College sports: NCAA approves tougher sanctions for rule-breakers
INDIANAPOLIS – The NCAA passed a package of sweeping changes Tuesday intended to crack down hard on rule-breaking schools and coaches.
Under the new legislation, approved by the 13-member board of directors, programs that commit the most egregious infractions could face postseason bans of 2 to 4 years and fines stretching into the millions, while coaches could face suspensions of up to a year for violations committed by their staffs.
The board also approved measures to expand the penalty structure from two tiers to four, create new penalty guidelines, and speed up the litigation process.
The vote ends a movement that started in August 2011, during the midst of one of the most scandalous years in college sports history. NCAA President Mark Emmert was so concerned that he asked dozens of university leaders to join him at a presidential retreat in Indianapolis.
“We have sought all along to remove the ‘risk-reward’ analysis that has tempted people – often because of the financial pressures to win at all costs – to break the rules in the hopes that either they won’t be caught or that the consequences won’t be very harsh if they do get caught,” Emmert said.

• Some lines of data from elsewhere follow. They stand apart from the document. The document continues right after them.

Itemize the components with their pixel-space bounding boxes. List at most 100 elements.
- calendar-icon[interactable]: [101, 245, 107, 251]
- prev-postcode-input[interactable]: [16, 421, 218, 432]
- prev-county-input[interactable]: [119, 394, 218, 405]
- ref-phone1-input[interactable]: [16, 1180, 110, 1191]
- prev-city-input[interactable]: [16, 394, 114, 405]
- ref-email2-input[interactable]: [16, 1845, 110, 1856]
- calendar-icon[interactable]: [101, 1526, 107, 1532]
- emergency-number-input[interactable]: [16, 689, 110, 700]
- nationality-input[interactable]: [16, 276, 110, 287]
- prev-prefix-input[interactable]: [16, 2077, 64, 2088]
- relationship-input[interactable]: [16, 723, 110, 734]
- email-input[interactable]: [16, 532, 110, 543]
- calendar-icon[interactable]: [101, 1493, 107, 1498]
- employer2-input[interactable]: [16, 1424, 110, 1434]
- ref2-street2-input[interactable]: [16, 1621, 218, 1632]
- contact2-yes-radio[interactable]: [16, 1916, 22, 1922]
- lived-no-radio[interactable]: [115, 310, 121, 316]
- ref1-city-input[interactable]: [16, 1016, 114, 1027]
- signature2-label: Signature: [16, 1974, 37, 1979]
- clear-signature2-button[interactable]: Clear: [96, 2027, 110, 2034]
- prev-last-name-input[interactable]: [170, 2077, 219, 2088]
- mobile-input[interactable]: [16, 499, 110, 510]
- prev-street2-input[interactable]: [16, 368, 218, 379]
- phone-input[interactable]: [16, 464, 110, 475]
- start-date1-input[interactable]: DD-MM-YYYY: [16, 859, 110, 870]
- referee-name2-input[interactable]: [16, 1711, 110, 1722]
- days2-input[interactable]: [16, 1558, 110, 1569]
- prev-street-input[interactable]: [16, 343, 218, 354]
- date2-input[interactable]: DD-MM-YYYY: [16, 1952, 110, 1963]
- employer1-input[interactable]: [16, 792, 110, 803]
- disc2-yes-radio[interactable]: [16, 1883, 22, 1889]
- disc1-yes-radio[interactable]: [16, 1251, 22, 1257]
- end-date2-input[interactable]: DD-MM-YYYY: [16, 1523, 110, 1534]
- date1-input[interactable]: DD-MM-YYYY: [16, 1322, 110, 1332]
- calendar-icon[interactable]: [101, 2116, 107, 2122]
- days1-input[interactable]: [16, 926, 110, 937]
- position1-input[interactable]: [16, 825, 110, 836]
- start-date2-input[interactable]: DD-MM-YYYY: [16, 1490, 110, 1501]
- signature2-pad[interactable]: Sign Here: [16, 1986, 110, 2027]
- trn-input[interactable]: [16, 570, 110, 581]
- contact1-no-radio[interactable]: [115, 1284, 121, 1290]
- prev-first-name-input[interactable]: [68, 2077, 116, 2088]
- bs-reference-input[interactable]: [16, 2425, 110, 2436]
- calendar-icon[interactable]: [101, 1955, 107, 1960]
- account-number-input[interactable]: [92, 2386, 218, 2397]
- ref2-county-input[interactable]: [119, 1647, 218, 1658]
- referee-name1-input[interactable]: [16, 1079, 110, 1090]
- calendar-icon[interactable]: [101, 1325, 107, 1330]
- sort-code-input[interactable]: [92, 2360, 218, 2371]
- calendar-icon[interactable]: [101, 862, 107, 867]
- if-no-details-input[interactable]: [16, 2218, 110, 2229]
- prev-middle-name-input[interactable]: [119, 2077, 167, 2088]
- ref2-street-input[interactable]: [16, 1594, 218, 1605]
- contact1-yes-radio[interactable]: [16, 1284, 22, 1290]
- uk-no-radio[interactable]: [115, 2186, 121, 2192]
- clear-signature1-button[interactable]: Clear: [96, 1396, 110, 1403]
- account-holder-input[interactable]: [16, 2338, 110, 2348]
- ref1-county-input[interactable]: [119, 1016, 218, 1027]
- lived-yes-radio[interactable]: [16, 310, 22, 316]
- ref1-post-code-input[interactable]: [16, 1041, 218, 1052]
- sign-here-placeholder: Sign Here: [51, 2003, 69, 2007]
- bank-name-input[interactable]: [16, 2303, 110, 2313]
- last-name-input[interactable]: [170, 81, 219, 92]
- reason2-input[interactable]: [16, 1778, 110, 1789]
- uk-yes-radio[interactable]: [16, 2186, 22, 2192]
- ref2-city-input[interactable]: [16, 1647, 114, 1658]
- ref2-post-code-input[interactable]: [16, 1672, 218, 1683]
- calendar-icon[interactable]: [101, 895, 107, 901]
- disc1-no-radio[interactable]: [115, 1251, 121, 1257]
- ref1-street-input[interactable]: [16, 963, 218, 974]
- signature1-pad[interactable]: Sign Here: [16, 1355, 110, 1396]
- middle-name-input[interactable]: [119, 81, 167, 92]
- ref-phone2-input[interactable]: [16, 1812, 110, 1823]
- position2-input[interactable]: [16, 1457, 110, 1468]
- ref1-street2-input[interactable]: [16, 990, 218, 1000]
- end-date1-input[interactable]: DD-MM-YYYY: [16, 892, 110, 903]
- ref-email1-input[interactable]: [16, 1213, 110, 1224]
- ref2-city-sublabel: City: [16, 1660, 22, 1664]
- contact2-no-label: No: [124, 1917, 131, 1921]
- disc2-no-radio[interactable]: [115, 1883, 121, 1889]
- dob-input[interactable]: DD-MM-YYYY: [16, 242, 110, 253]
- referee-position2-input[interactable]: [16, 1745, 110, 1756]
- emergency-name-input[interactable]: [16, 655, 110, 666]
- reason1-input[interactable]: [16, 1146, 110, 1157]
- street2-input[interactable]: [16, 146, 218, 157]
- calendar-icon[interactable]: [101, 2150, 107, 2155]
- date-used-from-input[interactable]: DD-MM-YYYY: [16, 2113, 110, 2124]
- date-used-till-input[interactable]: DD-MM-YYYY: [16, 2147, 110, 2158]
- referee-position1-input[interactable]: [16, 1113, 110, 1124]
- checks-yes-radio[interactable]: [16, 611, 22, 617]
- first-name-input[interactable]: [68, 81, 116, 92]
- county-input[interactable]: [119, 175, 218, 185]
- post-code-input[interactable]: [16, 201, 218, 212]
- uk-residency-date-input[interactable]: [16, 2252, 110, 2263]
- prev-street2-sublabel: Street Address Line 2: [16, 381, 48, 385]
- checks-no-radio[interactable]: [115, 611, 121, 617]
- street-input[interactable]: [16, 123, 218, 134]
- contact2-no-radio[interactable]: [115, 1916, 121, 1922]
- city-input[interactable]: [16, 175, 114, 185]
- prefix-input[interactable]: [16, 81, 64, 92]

Under the plan, violators found in a “serious breach of conduct” with aggravating circumstances could get those postseason bans and be forced to return millions of dollars from specific events or gross revenue generated by the sport during those years in which rules were broken.
That’s exactly what
happened to Penn State in the wake of the Jerry Sandusky scandal. The NCAA banned the Nittany Lions’ football program from postseason play until after the 2016 season and levied a $60 million fine on the school.
If a member of the coaching staff commits an egregious infraction, the head coach must prove he or she was unaware it occurred or face a suspension that ranges from 10 percent of the season to one full season.
Another piece of the plan allows the NCAA to scrap its current system of major and secondary infractions for a four-level stepladder – severe breach of conduct, significant breach of conduct, breach of conduct and incidental issues. The board is hoping this allows the enforcement staff to focus primarily on the most serious cases.
The legislation also creates standard penalty guidelines, something schools and college fans have long argued the NCAA needed, and board members also approved a measure to expand the infractions committee, from 10 to up to 24 members.